Oliver LOVES fruit kvass with his meals.


  1. I love the idea! We have been making what we call 'juice soda' by bottling it with whey, in two days it gets all bubbly - quite the treat.

    I have found that a half pint jar fits perfectly into the mouth of a widemouth quart or half gallon jar with only a little room to spare, so it keeps my goodies submerged. I like your mesh idea for kraut though, as the smaller shreds can slip past the little jar.

  2. Great tips! Thank you!! I would love it if you explained the 'juice soda' further. Do you mean you are simply bottling juice with whey for 2 days? Is the juice fresh-squeezed? How much whey are you using?

  3. How is this similar to kombucha? Sounds a heck of a lot less time consuming...

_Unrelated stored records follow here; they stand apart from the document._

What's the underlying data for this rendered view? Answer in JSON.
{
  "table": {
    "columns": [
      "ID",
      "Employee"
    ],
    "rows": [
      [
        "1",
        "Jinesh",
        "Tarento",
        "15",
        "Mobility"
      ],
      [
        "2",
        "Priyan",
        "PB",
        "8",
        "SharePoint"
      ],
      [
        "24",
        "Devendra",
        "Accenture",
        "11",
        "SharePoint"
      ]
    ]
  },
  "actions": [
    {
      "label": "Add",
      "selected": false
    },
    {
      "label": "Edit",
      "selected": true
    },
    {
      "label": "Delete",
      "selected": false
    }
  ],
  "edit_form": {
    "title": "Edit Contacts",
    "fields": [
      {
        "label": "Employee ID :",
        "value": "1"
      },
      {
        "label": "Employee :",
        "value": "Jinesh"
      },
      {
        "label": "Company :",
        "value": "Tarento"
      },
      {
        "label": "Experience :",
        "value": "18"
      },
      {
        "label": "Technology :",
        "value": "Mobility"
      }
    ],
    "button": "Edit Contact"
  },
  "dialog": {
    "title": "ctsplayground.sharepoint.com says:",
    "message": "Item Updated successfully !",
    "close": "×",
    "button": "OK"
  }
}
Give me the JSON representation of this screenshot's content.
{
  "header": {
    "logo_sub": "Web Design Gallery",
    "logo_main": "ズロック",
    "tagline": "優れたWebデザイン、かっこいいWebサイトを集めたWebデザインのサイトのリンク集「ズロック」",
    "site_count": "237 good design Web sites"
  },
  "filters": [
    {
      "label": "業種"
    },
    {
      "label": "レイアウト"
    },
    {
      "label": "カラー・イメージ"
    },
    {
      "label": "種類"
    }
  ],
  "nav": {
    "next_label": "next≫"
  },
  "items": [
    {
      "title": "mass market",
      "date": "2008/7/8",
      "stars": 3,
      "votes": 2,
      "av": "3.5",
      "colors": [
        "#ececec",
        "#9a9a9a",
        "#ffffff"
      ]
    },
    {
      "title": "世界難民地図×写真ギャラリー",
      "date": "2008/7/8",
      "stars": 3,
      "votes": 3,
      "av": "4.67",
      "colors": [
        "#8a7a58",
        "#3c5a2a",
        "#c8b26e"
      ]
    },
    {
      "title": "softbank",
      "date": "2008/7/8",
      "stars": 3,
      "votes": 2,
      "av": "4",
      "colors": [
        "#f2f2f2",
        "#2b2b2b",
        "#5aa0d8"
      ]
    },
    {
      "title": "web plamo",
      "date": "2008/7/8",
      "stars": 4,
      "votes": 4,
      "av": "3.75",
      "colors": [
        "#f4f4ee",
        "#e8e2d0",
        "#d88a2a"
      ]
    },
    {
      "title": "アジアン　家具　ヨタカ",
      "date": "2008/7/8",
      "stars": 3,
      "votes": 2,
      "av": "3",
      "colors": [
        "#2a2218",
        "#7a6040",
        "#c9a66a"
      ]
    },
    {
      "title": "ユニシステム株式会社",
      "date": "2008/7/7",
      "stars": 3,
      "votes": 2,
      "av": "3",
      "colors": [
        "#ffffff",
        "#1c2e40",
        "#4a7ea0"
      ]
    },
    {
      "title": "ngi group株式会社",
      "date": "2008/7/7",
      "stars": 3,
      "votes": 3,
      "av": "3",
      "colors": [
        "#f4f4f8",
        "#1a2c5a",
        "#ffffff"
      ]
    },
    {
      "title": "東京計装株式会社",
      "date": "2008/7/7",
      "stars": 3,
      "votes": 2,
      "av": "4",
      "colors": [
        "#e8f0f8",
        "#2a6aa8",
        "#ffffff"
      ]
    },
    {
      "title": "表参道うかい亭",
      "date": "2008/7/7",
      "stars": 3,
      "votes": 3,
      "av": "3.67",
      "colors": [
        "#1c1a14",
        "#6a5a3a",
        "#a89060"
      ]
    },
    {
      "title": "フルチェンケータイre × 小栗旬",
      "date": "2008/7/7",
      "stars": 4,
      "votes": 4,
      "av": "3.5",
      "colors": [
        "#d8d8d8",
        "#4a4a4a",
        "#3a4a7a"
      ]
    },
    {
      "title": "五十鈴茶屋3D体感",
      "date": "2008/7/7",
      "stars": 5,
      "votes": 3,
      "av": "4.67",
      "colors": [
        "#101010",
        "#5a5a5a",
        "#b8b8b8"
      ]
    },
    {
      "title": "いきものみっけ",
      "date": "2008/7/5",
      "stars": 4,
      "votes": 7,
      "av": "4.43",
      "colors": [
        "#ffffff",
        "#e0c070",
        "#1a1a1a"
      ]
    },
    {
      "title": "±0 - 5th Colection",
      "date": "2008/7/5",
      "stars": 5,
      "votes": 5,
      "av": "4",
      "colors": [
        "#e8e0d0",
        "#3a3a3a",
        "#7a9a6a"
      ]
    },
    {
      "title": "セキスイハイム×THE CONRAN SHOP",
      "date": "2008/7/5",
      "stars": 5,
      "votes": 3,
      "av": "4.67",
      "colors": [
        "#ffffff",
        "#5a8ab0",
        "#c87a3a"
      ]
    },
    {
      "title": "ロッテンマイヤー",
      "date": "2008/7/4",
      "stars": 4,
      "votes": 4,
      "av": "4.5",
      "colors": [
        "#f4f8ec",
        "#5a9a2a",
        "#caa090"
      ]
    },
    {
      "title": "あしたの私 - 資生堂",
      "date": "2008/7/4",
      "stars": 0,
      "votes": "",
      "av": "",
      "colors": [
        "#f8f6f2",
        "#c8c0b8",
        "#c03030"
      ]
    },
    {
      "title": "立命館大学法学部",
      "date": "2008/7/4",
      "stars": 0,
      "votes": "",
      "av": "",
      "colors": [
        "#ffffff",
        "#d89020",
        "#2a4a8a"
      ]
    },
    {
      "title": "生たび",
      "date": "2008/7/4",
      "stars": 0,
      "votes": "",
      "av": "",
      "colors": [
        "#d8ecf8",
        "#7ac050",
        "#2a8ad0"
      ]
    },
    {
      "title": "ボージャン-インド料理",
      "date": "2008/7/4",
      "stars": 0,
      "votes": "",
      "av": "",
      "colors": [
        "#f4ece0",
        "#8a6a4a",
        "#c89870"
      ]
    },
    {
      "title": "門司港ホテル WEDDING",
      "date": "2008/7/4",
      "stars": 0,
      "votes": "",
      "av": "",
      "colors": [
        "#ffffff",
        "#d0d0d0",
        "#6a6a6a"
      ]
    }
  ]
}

  4. Been a while since I posted but to answer your questions - I have used both fresh squeezed and bottled juices, and I use a half cup of whey to a 32oz bottle then fill the rest of the way with juice. It generally takes two or three days to get nice and bubbly depending on the temperature.

    I have posted about it at my blog if you would like to take a look :)

  5. thanks for the tip!!! I wonder if i can use some little hard plastic strainer to keep the fruit under the liquid? do you think plastics could be toxic? Thanks again!

  6. This was great and super easy! I'm on a fermentation kick and this was a really easy early project. I've been wanting to make kombucha, but I really like that this uses no added sugar.

    I used local, organic (somewhat ugly) pink lady apples and ginger, and whey from homemade yogurt. The wonderful thing about this is you don't have to juice anything, just slice and microplane, though I'm sure you could add juice. I didn't use anything to weigh the fruit and ginger down, but I shook the bottle at every opportunity - probably 10x a day. After three days the kvass was just lovely. I'm enjoying it added to filtered water and pureed apples/ginger in baked goods. Thanks for the post!